Thursday, April 28, 2011

Easter eggs and other traditions in Slovenia

Every year my step dad, Mr. C and I decorate the Easter eggs. The brownish red ones are somewhat of a national speciality. They are boiled in red onion peelings that give the eggs their distinct colour. This tradition developed around/after the WWII out of necessity and human ingenuity. After the war the country was pushed into severe economic depression and poverty. With no die available people resorted to this method of egg colouring.

Our Easter breakfast table. This is however not the traditional breakfast, we have made some changes after I became a vegetarian.

This is what a traditional breakfast consists of: potica, Easter eggs, ham and horseradish. In some parts of Slovenia horseradish is simply grated and served as a side dish. But in Štajerska, where my mum is from the horseradish is grated along with apples and eggs and served as a salad.

This is potica. It's hard to describe the significance of potica for the Slovene nation. Made with sweet bread dough and walnut filling it's much more than dessert. This national delicacy is present at all the significant milestones: birthday, christening, wedding, funeral and all the major holidays.

And here are a few examples of traditional Slovene Easter eggs:

This are made in a batik style, wax is applied to the raw eggs that are then consequently died in red and blue colours to achieve the multicoloured effect.

These eggs are first died in onion peelings and the motifs are then scratched onto the surface with a sharp knife.

My favourites are however these spectacular masterpieces from Franc Grom. Mr. Grom drills little holles (up to 18.000!) creating various lace like designs and patterns. Some of these eggs are then turned into a little lamp.

And finally, a technique I only found out about it last weekend. Raw eggs are cooked in teran for 15 minutes and left to soak in it overnight. The result is a wonderfully rich dark plum colour and little crystalline deposits that sparkle.


  1. Lovely! Thanks for sharing your holiday traditions. My late step-mother was Polish, and used to make Ukraine Easter eggs similar to your batik ones.

    Now I'm off to click on that link and find out what teran is.

  2. All those eggs are gorgeous! And I want some of that bread - I'm going to have to look for a recipe. I'm a good cook, but I've never made bread before - I hope it's not ridiculously difficult.

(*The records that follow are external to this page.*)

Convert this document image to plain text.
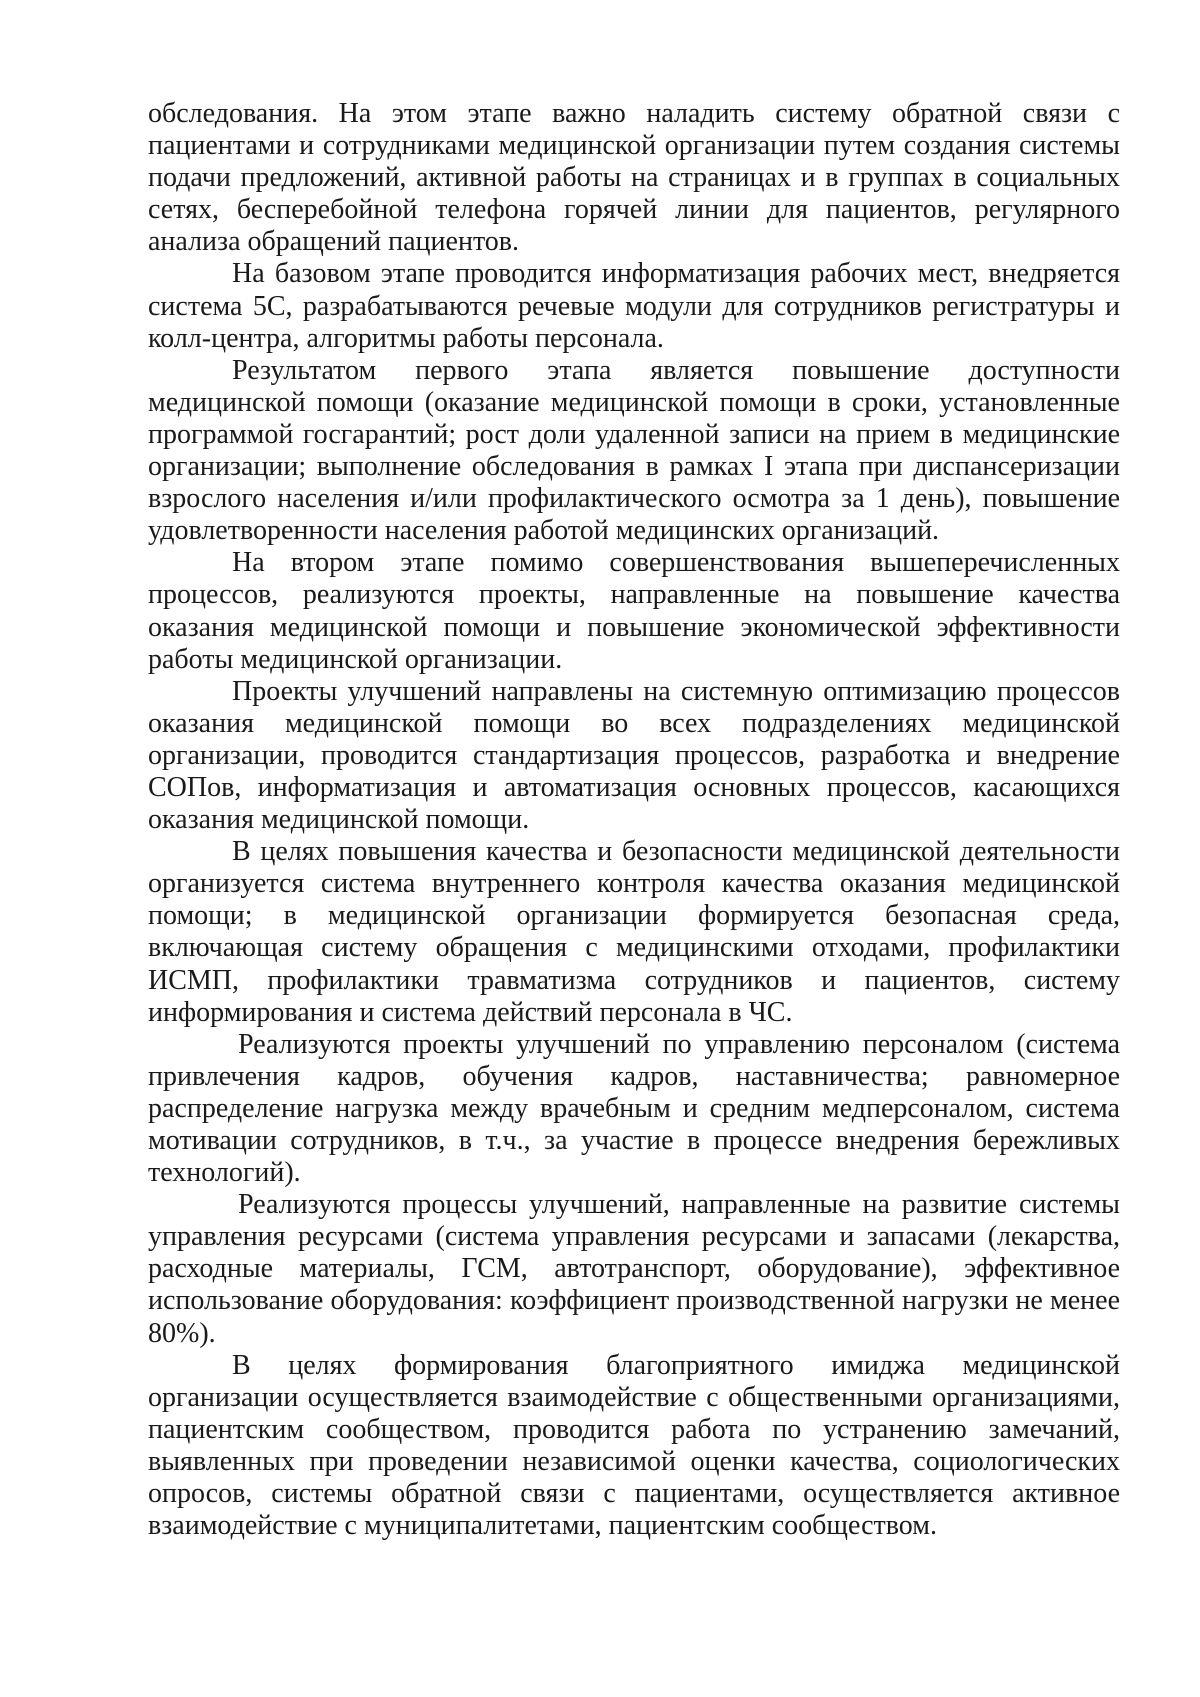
обследования. На этом этапе важно наладить систему обратной связи с пациентами и сотрудниками медицинской организации путем создания системы подачи предложений, активной работы на страницах и в группах в социальных сетях, бесперебойной телефона горячей линии для пациентов, регулярного анализа обращений пациентов.

На базовом этапе проводится информатизация рабочих мест, внедряется система 5С, разрабатываются речевые модули для сотрудников регистратуры и колл-центра, алгоритмы работы персонала.

Результатом первого этапа является повышение доступности медицинской помощи (оказание медицинской помощи в сроки, установленные программой госгарантий; рост доли удаленной записи на прием в медицинские организации; выполнение обследования в рамках I этапа при диспансеризации взрослого населения и/или профилактического осмотра за 1 день), повышение удовлетворенности населения работой медицинских организаций.

На втором этапе помимо совершенствования вышеперечисленных процессов, реализуются проекты, направленные на повышение качества оказания медицинской помощи и повышение экономической эффективности работы медицинской организации.

Проекты улучшений направлены на системную оптимизацию процессов оказания медицинской помощи во всех подразделениях медицинской организации, проводится стандартизация процессов, разработка и внедрение СОПов, информатизация и автоматизация основных процессов, касающихся оказания медицинской помощи.

В целях повышения качества и безопасности медицинской деятельности организуется система внутреннего контроля качества оказания медицинской помощи; в медицинской организации формируется безопасная среда, включающая систему обращения с медицинскими отходами, профилактики ИСМП, профилактики травматизма сотрудников и пациентов, систему информирования и система действий персонала в ЧС.

Реализуются проекты улучшений по управлению персоналом (система привлечения кадров, обучения кадров, наставничества; равномерное распределение нагрузка между врачебным и средним медперсоналом, система мотивации сотрудников, в т.ч., за участие в процессе внедрения бережливых технологий).

Реализуются процессы улучшений, направленные на развитие системы управления ресурсами (система управления ресурсами и запасами (лекарства, расходные материалы, ГСМ, автотранспорт, оборудование), эффективное использование оборудования: коэффициент производственной нагрузки не менее 80%).

В целях формирования благоприятного имиджа медицинской организации осуществляется взаимодействие с общественными организациями, пациентским сообществом, проводится работа по устранению замечаний, выявленных при проведении независимой оценки качества, социологических опросов, системы обратной связи с пациентами, осуществляется активное взаимодействие с муниципалитетами, пациентским сообществом.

  3. Thanks, I never knew the history of the union peelings. We too color our eggs in the same way.
    Oh my, the kitten in the last picture- so adorable!
    The lacy ones, I have never seen anything similar.The color of the eggs in the last picture, just great.
    Thank you for sharing.

  4. Deja: I hope by now you've discovered teran to be a wine sort indigenous to Slovenia. I do apologize for not mentioning this in the post.

    Heidi: there are recipes for potica online, however Slovene women approach this topic with ridiculous suspicion and mistrust and guard their family's recipes as if they were The Crown jewels ;-)

    Mette: You use onion peelings as well? As I said, I haven't done a thorough research, but I was told this technique is related to the the former Eastern block countries.

  5. Wow, the drilled eggs are just stunning! Must take worlds of patience to do that. Not to mention skill.

  6. Sally: It really is a testament to human perseverance. It takes several months to make just one egg and imagine how many times an egg will break midway!